Operational Considerations: Guards need redundant
monerod
and wallet RPC nodes, automated multisig info syncing, and alerting for height drift.
Path to Production
Harden the automation scripts (error handling, resumable workflows, secret storage) and wrap them inside Rosen guard services.
Define the canonical metadata schema and add Ergo-side endpoints for proof submission.
Build a user helper (CLI or lightweight desktop) that generates the proof and submits the Ergo payload automatically.
Implement a Monero scanner that watches wallet RPC for new deposits and correlates them with submitted proofs.
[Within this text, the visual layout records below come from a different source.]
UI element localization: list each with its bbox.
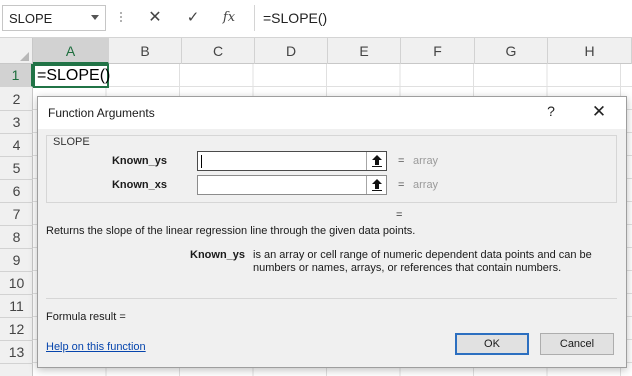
known-ys-input[interactable] [197, 151, 387, 171]
column-header-d[interactable]: D [255, 38, 328, 64]
dialog-title: Function Arguments [48, 106, 155, 120]
known-ys-equals: = [398, 155, 405, 167]
known-ys-label: Known_ys [111, 155, 167, 167]
known-xs-equals: = [398, 179, 405, 191]
known-ys-type-hint: array [413, 155, 439, 167]
function-result-equals: = [396, 209, 403, 221]
row-header-9[interactable]: 9 [0, 249, 33, 272]
close-icon[interactable]: ✕ [588, 101, 610, 123]
name-box[interactable]: SLOPE [2, 5, 106, 31]
cancel-formula-button[interactable]: ✕ [142, 5, 168, 31]
column-header-a[interactable]: A [33, 38, 109, 64]
active-cell-content: =SLOPE() [37, 67, 111, 84]
row-header-2[interactable]: 2 [0, 88, 33, 111]
cancel-button[interactable]: Cancel [540, 333, 614, 355]
name-box-value: SLOPE [9, 11, 53, 26]
row-header-6[interactable]: 6 [0, 180, 33, 203]
formula-input[interactable]: =SLOPE() [254, 5, 632, 31]
collapse-dialog-icon[interactable] [366, 176, 386, 194]
dialog-titlebar[interactable]: Function Arguments ? ✕ [38, 97, 626, 129]
argument-description-name: Known_ys [190, 249, 246, 261]
function-arguments-dialog: Function Arguments ? ✕ SLOPE Known_ys = … [37, 96, 627, 368]
enter-formula-button[interactable]: ✓ [180, 5, 206, 31]
row-header-3[interactable]: 3 [0, 111, 33, 134]
text-caret [201, 155, 202, 168]
column-header-b[interactable]: B [109, 38, 182, 64]
drag-handle-icon[interactable] [118, 10, 124, 28]
column-header-g[interactable]: G [475, 38, 548, 64]
row-header-10[interactable]: 10 [0, 272, 33, 295]
function-description: Returns the slope of the linear regressi… [46, 225, 416, 237]
help-icon[interactable]: ? [542, 103, 560, 123]
known-xs-type-hint: array [413, 179, 439, 191]
row-header-7[interactable]: 7 [0, 203, 33, 226]
help-on-function-link[interactable]: Help on this function [46, 341, 146, 353]
ok-button[interactable]: OK [455, 333, 529, 355]
row-headers: 1 2 3 4 5 6 7 8 9 10 11 12 13 [0, 64, 33, 376]
insert-function-button[interactable]: fx [216, 5, 242, 31]
row-header-11[interactable]: 11 [0, 295, 33, 318]
collapse-dialog-icon[interactable] [366, 152, 386, 170]
column-header-f[interactable]: F [401, 38, 475, 64]
column-header-e[interactable]: E [328, 38, 401, 64]
arguments-group: SLOPE Known_ys = array Known_xs = array [46, 135, 617, 203]
column-headers: A B C D E F G H [0, 38, 632, 64]
row-header-1[interactable]: 1 [0, 64, 33, 87]
known-xs-input[interactable] [197, 175, 387, 195]
function-name-label: SLOPE [53, 136, 90, 148]
active-cell-a1[interactable]: =SLOPE() [33, 64, 111, 88]
argument-description-text: is an array or cell range of numeric dep… [253, 249, 592, 274]
row-header-4[interactable]: 4 [0, 134, 33, 157]
known-xs-label: Known_xs [111, 179, 167, 191]
row-header-12[interactable]: 12 [0, 318, 33, 341]
column-header-h[interactable]: H [548, 38, 632, 64]
chevron-down-icon[interactable] [91, 15, 99, 20]
row-header-13[interactable]: 13 [0, 341, 33, 364]
column-header-c[interactable]: C [182, 38, 255, 64]
row-header-8[interactable]: 8 [0, 226, 33, 249]
formula-bar: SLOPE ✕ ✓ fx =SLOPE() [0, 0, 632, 38]
formula-result-label: Formula result = [46, 311, 126, 323]
row-header-5[interactable]: 5 [0, 157, 33, 180]
divider [46, 298, 617, 299]
select-all-corner[interactable] [0, 38, 33, 64]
What Would Make This Even Better
A Monero dApp connector. Direct wallet integrations (browser extension or desktop bridge) would let Rosen request transfers and proofs without manual RPC setups.
Streamlined proof UX. A URI scheme or lightweight helper that opens the wallet with prefilled metadata would cut down on user copy-paste errors.
Automated Ergo submission. A service that posts the proof and metadata to Ergo on the user’s behalf would remove the final manual step.
Closing Thoughts
This experiment shows that Rosen Bridge can embrace Monero without weakening either project’s core principles. Guards retain custody through familiar multisig flows, users keep their privacy, and watchers still receive verifiable intent data. From here, the hardest work is polishing the user journey and running reliable infrastructure—not waiting for new cryptography.